The loss in revenue is equivalent to 10,000 lost jobs and, in addition, the Swiss government lost almost $160m in lost tax revenues.
The figures make Switzerland one of the economies that is worst affected by illicit trade, says the report.
"The Swiss economy is innovative and knowledge-intensive." Says the OECD. "Consequently, it relies heavily on intellectual property rights. Swiss industries are also export-oriented and solidly integrated in the global economy. At the same time, the threats of counterfeiting and piracy are growing, and Swiss industries are vulnerable."
China and Hong Kong continued to be the primary source of counterfeits, accounting for around 52 per cent and 25 per cent of seizures, respectively, with Turkey and Singapore also important countries of origin.
One key finding in the report is that Hong Kong has surpassed mainland China as the primary source of counterfeits, showing it is an increasingly important transit hub for the illicit trade, along with the Pacific island Tuvalu.

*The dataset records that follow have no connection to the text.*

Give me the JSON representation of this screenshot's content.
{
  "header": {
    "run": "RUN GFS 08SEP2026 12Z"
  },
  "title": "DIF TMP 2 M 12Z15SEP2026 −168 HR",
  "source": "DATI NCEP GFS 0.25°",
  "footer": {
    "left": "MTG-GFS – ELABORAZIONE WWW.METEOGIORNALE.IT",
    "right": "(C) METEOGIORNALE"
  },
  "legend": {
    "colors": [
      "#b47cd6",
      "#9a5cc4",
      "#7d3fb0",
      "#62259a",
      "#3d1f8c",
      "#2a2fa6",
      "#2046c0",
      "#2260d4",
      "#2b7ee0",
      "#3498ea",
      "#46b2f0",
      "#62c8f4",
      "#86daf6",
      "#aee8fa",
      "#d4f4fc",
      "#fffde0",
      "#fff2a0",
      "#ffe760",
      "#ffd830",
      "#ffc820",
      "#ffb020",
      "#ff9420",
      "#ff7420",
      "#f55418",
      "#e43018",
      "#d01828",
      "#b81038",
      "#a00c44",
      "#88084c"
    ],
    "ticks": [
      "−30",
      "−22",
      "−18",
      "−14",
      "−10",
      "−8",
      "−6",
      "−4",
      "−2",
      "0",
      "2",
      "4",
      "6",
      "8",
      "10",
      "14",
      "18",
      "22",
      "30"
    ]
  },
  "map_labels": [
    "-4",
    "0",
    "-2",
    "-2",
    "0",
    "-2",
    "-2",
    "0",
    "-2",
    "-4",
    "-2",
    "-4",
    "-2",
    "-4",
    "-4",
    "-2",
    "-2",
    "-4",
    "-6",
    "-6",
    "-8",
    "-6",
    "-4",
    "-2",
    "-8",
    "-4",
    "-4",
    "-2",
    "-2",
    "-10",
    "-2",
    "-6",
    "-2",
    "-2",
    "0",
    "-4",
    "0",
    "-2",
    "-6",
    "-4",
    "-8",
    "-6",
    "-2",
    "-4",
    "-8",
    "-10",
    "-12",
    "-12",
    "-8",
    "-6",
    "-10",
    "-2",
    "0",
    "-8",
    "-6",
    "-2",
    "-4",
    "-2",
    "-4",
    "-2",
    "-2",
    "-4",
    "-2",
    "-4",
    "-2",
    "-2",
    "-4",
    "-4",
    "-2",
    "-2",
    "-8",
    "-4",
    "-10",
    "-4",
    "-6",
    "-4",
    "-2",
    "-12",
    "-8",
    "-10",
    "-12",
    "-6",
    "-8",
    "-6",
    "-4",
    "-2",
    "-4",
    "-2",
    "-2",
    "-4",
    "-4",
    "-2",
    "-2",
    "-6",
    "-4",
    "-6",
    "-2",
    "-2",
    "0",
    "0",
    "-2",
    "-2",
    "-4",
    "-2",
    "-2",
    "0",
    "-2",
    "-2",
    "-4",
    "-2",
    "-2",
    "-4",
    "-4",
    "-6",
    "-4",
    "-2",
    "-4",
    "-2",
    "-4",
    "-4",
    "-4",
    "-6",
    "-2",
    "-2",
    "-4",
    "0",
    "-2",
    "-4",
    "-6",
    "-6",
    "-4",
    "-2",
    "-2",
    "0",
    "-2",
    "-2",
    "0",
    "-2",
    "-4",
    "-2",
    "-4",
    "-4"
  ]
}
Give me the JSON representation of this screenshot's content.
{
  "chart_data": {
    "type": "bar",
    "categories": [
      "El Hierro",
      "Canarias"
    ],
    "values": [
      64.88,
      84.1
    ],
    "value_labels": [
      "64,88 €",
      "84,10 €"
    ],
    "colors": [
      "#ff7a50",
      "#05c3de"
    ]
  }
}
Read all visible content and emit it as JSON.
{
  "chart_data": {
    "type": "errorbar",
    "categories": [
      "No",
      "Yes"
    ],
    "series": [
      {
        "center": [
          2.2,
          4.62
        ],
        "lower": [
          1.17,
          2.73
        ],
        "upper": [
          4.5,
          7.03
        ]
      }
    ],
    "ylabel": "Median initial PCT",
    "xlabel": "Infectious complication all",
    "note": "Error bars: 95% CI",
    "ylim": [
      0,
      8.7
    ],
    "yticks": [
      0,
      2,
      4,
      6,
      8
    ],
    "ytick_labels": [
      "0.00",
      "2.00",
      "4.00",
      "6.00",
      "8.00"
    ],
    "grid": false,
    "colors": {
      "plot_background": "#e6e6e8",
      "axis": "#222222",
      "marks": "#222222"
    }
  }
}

Another worrying trend was the ever-escalating numbers of counterfeits packaging and logos, which reveals that criminals are shipping unbranded goods separately from packaging and labels to reduce the risk of seizure.
Watches accounted for 80 per cent of seizures in terms of number and value, followed by clothing (11.4 per cent) and footwear (3.2 per cent). The most frequent destination countries for the fakes were Germany, Belgium, the Netherlands, the UK and Spain.